Quote Originally Posted by Rebelondeck View Post
Delta NFs seem to endlessly search for the greenest pasture, nirvana or their perceptions of some unrealistic ideal while delta STs are rooted in practicality.
This isn't really my experience, although, I'm not generally friends with very flighty people in terms of relationships. I do know some, particularly iEEs, that are more as above.

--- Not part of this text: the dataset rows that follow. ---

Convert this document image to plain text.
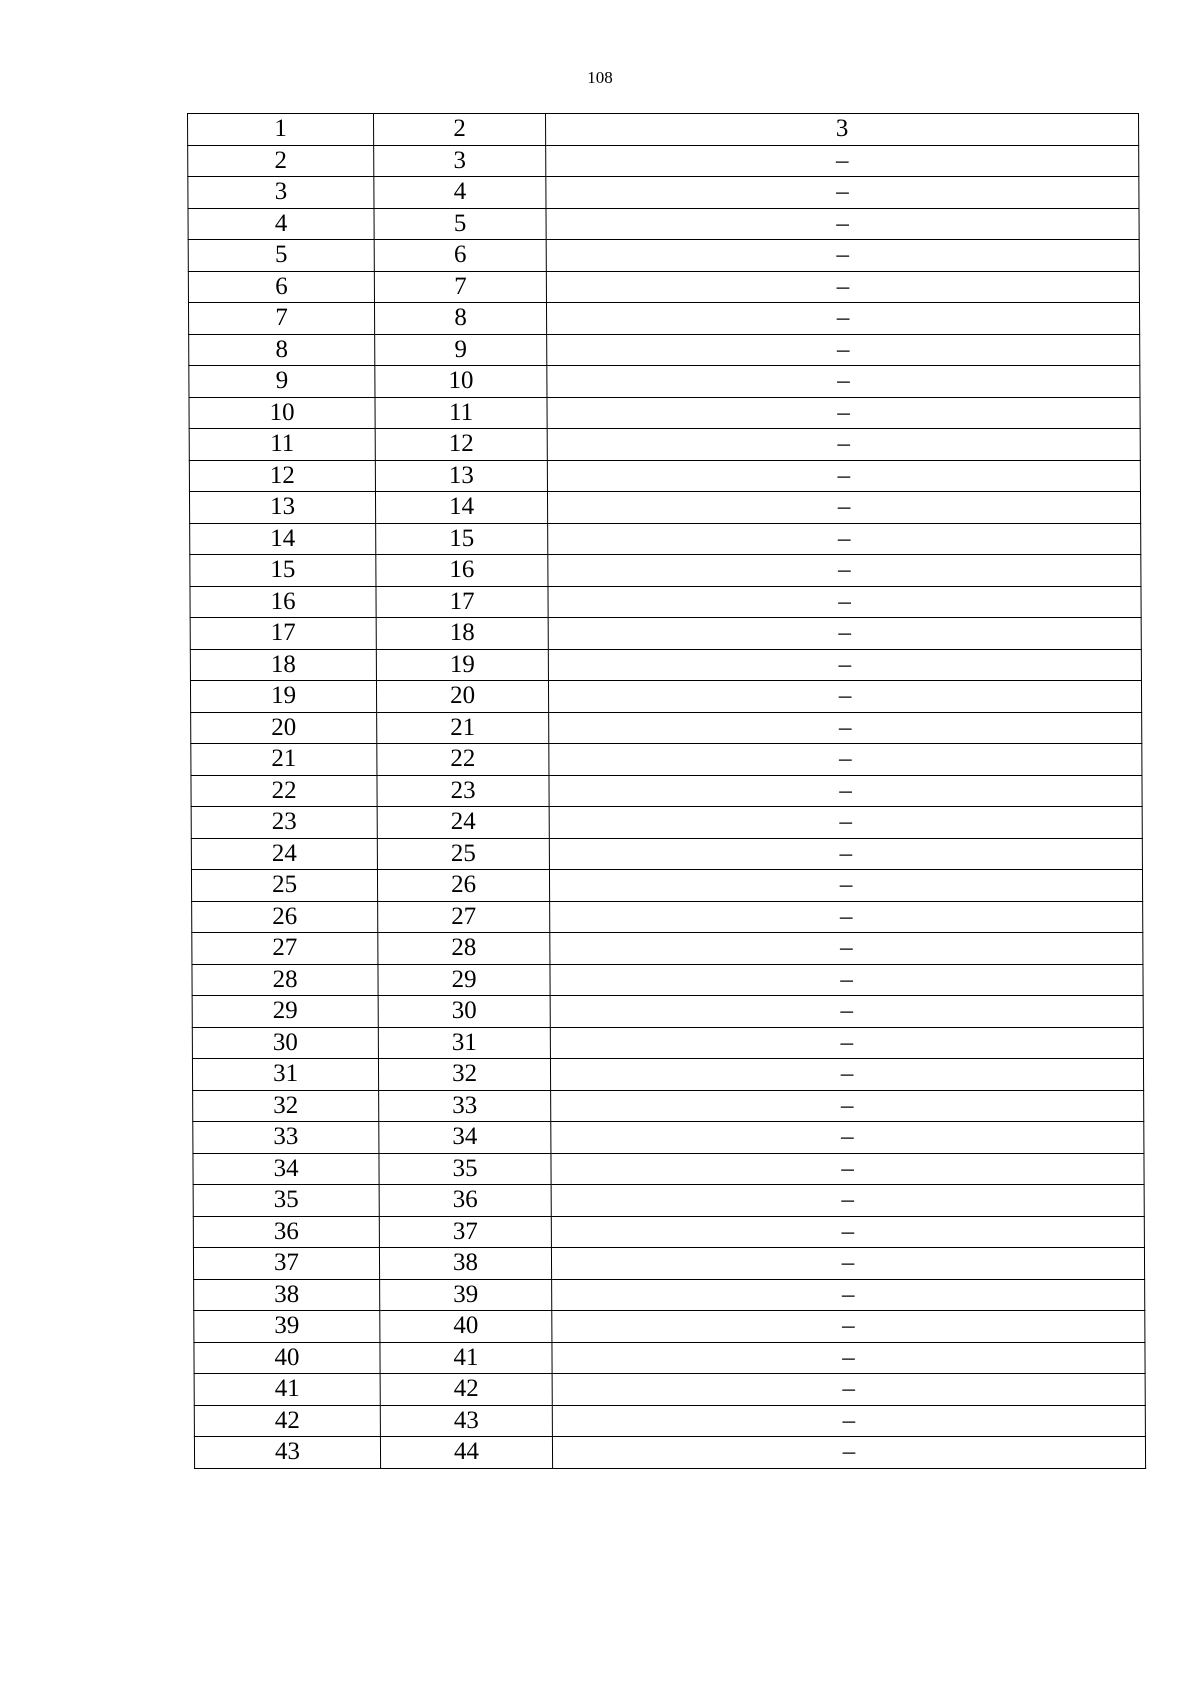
108
1	2	3
2	3	–
3	4	–
4	5	–
5	6	–
6	7	–
7	8	–
8	9	–
9	10	–
10	11	–
11	12	–
12	13	–
13	14	–
14	15	–
15	16	–
16	17	–
17	18	–
18	19	–
19	20	–
20	21	–
21	22	–
22	23	–
23	24	–
24	25	–
25	26	–
26	27	–
27	28	–
28	29	–
29	30	–
30	31	–
31	32	–
32	33	–
33	34	–
34	35	–
35	36	–
36	37	–
37	38	–
38	39	–
39	40	–
40	41	–
41	42	–
42	43	–
43	44	–
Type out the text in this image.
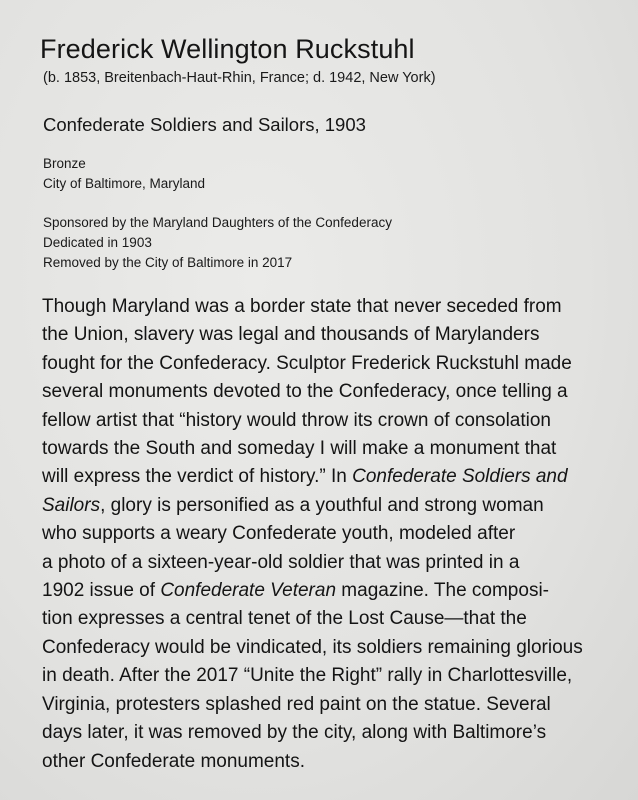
Frederick Wellington Ruckstuhl
(b. 1853, Breitenbach-Haut-Rhin, France; d. 1942, New York)
Confederate Soldiers and Sailors, 1903
Bronze
City of Baltimore, Maryland
Sponsored by the Maryland Daughters of the Confederacy
Dedicated in 1903
Removed by the City of Baltimore in 2017
Though Maryland was a border state that never seceded from
the Union, slavery was legal and thousands of Marylanders
fought for the Confederacy. Sculptor Frederick Ruckstuhl made
several monuments devoted to the Confederacy, once telling a
fellow artist that “history would throw its crown of consolation
towards the South and someday I will make a monument that
will express the verdict of history.” In Confederate Soldiers and
Sailors, glory is personified as a youthful and strong woman
who supports a weary Confederate youth, modeled after
a photo of a sixteen-year-old soldier that was printed in a
1902 issue of Confederate Veteran magazine. The composi-
tion expresses a central tenet of the Lost Cause—that the
Confederacy would be vindicated, its soldiers remaining glorious
in death. After the 2017 “Unite the Right” rally in Charlottesville,
Virginia, protesters splashed red paint on the statue. Several
days later, it was removed by the city, along with Baltimore’s
other Confederate monuments.
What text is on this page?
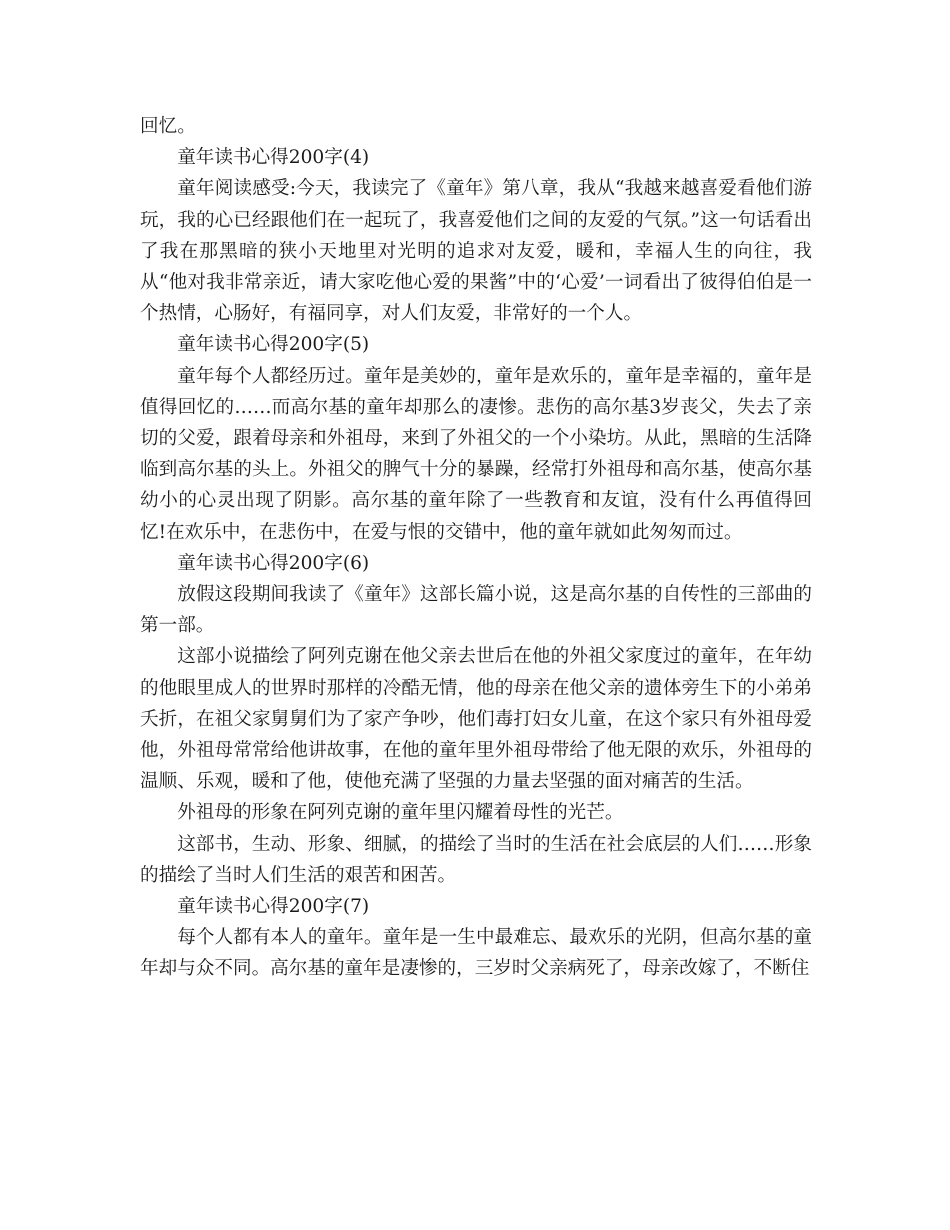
回忆。

童年读书心得200字(4)

童年阅读感受:今天，我读完了《童年》第八章，我从“我越来越喜爱看他们游玩，我的心已经跟他们在一起玩了，我喜爱他们之间的友爱的气氛。”这一句话看出了我在那黑暗的狭小天地里对光明的追求对友爱，暖和，幸福人生的向往，我从“他对我非常亲近，请大家吃他心爱的果酱”中的‘心爱’一词看出了彼得伯伯是一个热情，心肠好，有福同享，对人们友爱，非常好的一个人。

童年读书心得200字(5)

童年每个人都经历过。童年是美妙的，童年是欢乐的，童年是幸福的，童年是值得回忆的……而高尔基的童年却那么的凄惨。悲伤的高尔基3岁丧父，失去了亲切的父爱，跟着母亲和外祖母，来到了外祖父的一个小染坊。从此，黑暗的生活降临到高尔基的头上。外祖父的脾气十分的暴躁，经常打外祖母和高尔基，使高尔基幼小的心灵出现了阴影。高尔基的童年除了一些教育和友谊，没有什么再值得回忆!在欢乐中，在悲伤中，在爱与恨的交错中，他的童年就如此匆匆而过。

童年读书心得200字(6)

放假这段期间我读了《童年》这部长篇小说，这是高尔基的自传性的三部曲的第一部。

这部小说描绘了阿列克谢在他父亲去世后在他的外祖父家度过的童年，在年幼的他眼里成人的世界时那样的冷酷无情，他的母亲在他父亲的遗体旁生下的小弟弟夭折，在祖父家舅舅们为了家产争吵，他们毒打妇女儿童，在这个家只有外祖母爱他，外祖母常常给他讲故事，在他的童年里外祖母带给了他无限的欢乐，外祖母的温顺、乐观，暖和了他，使他充满了坚强的力量去坚强的面对痛苦的生活。

外祖母的形象在阿列克谢的童年里闪耀着母性的光芒。

这部书，生动、形象、细腻，的描绘了当时的生活在社会底层的人们……形象的描绘了当时人们生活的艰苦和困苦。

童年读书心得200字(7)

每个人都有本人的童年。童年是一生中最难忘、最欢乐的光阴，但高尔基的童年却与众不同。高尔基的童年是凄惨的，三岁时父亲病死了，母亲改嫁了，不断住
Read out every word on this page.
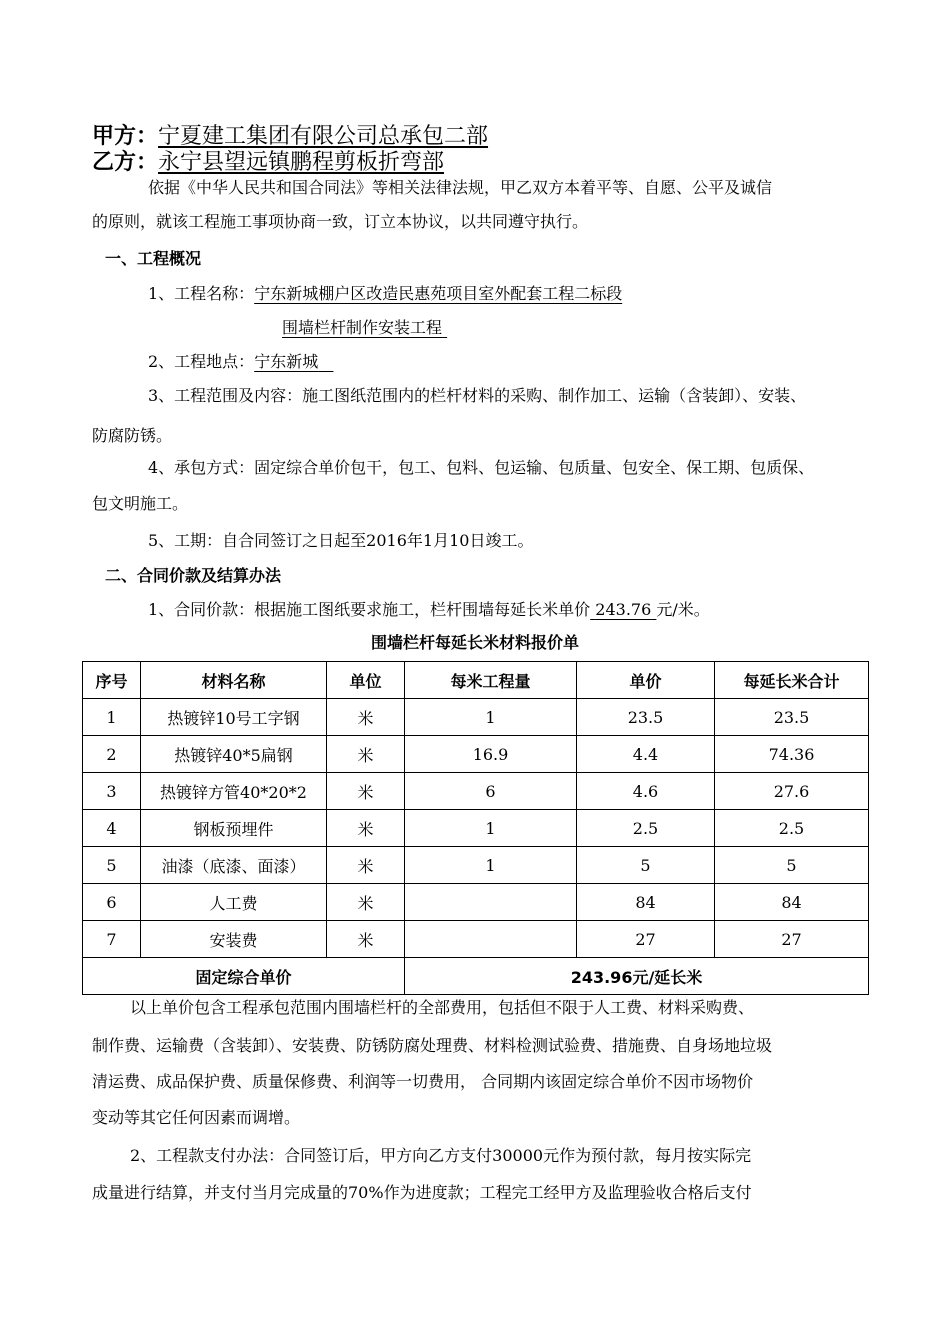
甲方：宁夏建工集团有限公司总承包二部
乙方：永宁县望远镇鹏程剪板折弯部
依据《中华人民共和国合同法》等相关法律法规，甲乙双方本着平等、自愿、公平及诚信
的原则，就该工程施工事项协商一致，订立本协议，以共同遵守执行。
一、工程概况
1、工程名称：宁东新城棚户区改造民惠苑项目室外配套工程二标段
围墙栏杆制作安装工程
2、工程地点：宁东新城
3、工程范围及内容：施工图纸范围内的栏杆材料的采购、制作加工、运输（含装卸）、安装、
防腐防锈。
4、承包方式：固定综合单价包干，包工、包料、包运输、包质量、包安全、保工期、包质保、
包文明施工。
5、工期：自合同签订之日起至2016年1月10日竣工。
二、合同价款及结算办法
1、合同价款：根据施工图纸要求施工，栏杆围墙每延长米单价 243.76 元/米。
围墙栏杆每延长米材料报价单
序号	材料名称	单位	每米工程量	单价	每延长米合计
1	热镀锌10号工字钢	米	1	23.5	23.5
2	热镀锌40*5扁钢	米	16.9	4.4	74.36
3	热镀锌方管40*20*2	米	6	4.6	27.6
4	钢板预埋件	米	1	2.5	2.5
5	油漆（底漆、面漆）	米	1	5	5
6	人工费	米		84	84
7	安装费	米		27	27
固定综合单价			243.96元/延长米		
以上单价包含工程承包范围内围墙栏杆的全部费用，包括但不限于人工费、材料采购费、
制作费、运输费（含装卸）、安装费、防锈防腐处理费、材料检测试验费、措施费、自身场地垃圾
清运费、成品保护费、质量保修费、利润等一切费用， 合同期内该固定综合单价不因市场物价
变动等其它任何因素而调增。
2、工程款支付办法：合同签订后，甲方向乙方支付30000元作为预付款，每月按实际完
成量进行结算，并支付当月完成量的70%作为进度款；工程完工经甲方及监理验收合格后支付
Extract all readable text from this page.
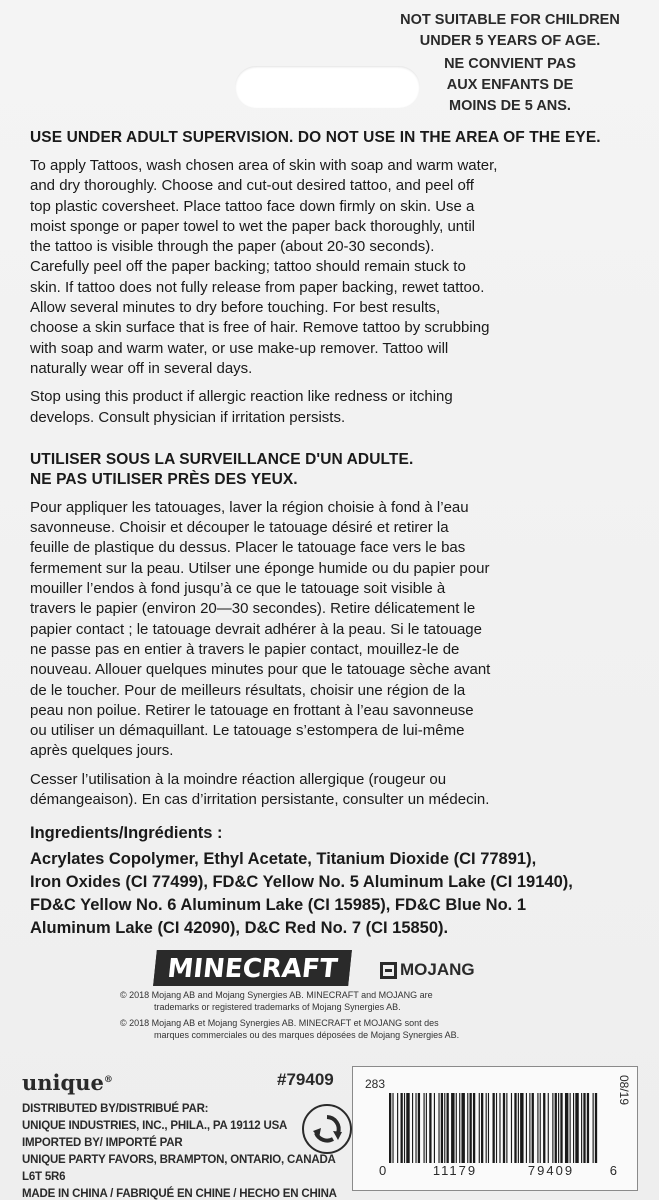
NOT SUITABLE FOR CHILDREN
UNDER 5 YEARS OF AGE.
NE CONVIENT PAS
AUX ENFANTS DE
MOINS DE 5 ANS.
USE UNDER ADULT SUPERVISION. DO NOT USE IN THE AREA OF THE EYE.
To apply Tattoos, wash chosen area of skin with soap and warm water,
and dry thoroughly. Choose and cut-out desired tattoo, and peel off
top plastic coversheet. Place tattoo face down firmly on skin. Use a
moist sponge or paper towel to wet the paper back thoroughly, until
the tattoo is visible through the paper (about 20-30 seconds).
Carefully peel off the paper backing; tattoo should remain stuck to
skin. If tattoo does not fully release from paper backing, rewet tattoo.
Allow several minutes to dry before touching. For best results,
choose a skin surface that is free of hair. Remove tattoo by scrubbing
with soap and warm water, or use make-up remover. Tattoo will
naturally wear off in several days.
Stop using this product if allergic reaction like redness or itching
develops. Consult physician if irritation persists.
UTILISER SOUS LA SURVEILLANCE D'UN ADULTE.
NE PAS UTILISER PRÈS DES YEUX.
Pour appliquer les tatouages, laver la région choisie à fond à l’eau
savonneuse. Choisir et découper le tatouage désiré et retirer la
feuille de plastique du dessus. Placer le tatouage face vers le bas
fermement sur la peau. Utilser une éponge humide ou du papier pour
mouiller l’endos à fond jusqu’à ce que le tatouage soit visible à
travers le papier (environ 20—30 secondes). Retire délicatement le
papier contact ; le tatouage devrait adhérer à la peau. Si le tatouage
ne passe pas en entier à travers le papier contact, mouillez-le de
nouveau. Allouer quelques minutes pour que le tatouage sèche avant
de le toucher. Pour de meilleurs résultats, choisir une région de la
peau non poilue. Retirer le tatouage en frottant à l’eau savonneuse
ou utiliser un démaquillant. Le tatouage s’estompera de lui-même
après quelques jours.
Cesser l’utilisation à la moindre réaction allergique (rougeur ou
démangeaison). En cas d’irritation persistante, consulter un médecin.
Ingredients/Ingrédients :
Acrylates Copolymer, Ethyl Acetate, Titanium Dioxide (CI 77891),
Iron Oxides (CI 77499), FD&C Yellow No. 5 Aluminum Lake (CI 19140),
FD&C Yellow No. 6 Aluminum Lake (CI 15985), FD&C Blue No. 1
Aluminum Lake (CI 42090), D&C Red No. 7 (CI 15850).
MINECRAFT	MOJANG
© 2018 Mojang AB and Mojang Synergies AB. MINECRAFT and MOJANG are
trademarks or registered trademarks of Mojang Synergies AB.
© 2018 Mojang AB et Mojang Synergies AB. MINECRAFT et MOJANG sont des
marques commerciales ou des marques déposées de Mojang Synergies AB.
unique®	#79409
DISTRIBUTED BY/DISTRIBUÉ PAR:
UNIQUE INDUSTRIES, INC., PHILA., PA 19112 USA
IMPORTED BY/ IMPORTÉ PAR
UNIQUE PARTY FAVORS, BRAMPTON, ONTARIO, CANADA L6T 5R6
MADE IN CHINA / FABRIQUÉ EN CHINE / HECHO EN CHINA
283	08/19
0	11179	79409	6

Many of these NFs seem more intrigued with the pursuit of relationships than they are with actually being in them - even ENFps need to occasionally step away for objective assessments. The most common phrase that I've heard when NFs become disillusioned with relationships is some version of "I don't have the time or energy for this"; however, they start to subconsciously detach themselves long before mouthing such words. Delta STs seem to be good at sensing the subtleties of detachment and will either attempt repairs or look for other relationships; the STs seem to be the first to lose trust while their partners lose interest. The success of the dual relationships seem to revolve around continual adaptations by the Delta STs to provide fresh illusions of Edens.

a.k.a. I/O
I can most confirm that when delta NFS seriously start voicing concerns about things it's because they've exhausted whatever their allotment of caring about things has been. Delta NF relational fights are generally about trying to get someone to 'wake up' and show interest in them how they want to or learn things that they need to change to still pursue that potential or their vision of things, rather than anything else. At least the ones I know that have been significantly vested in relationships. Hope is a primary currency for them.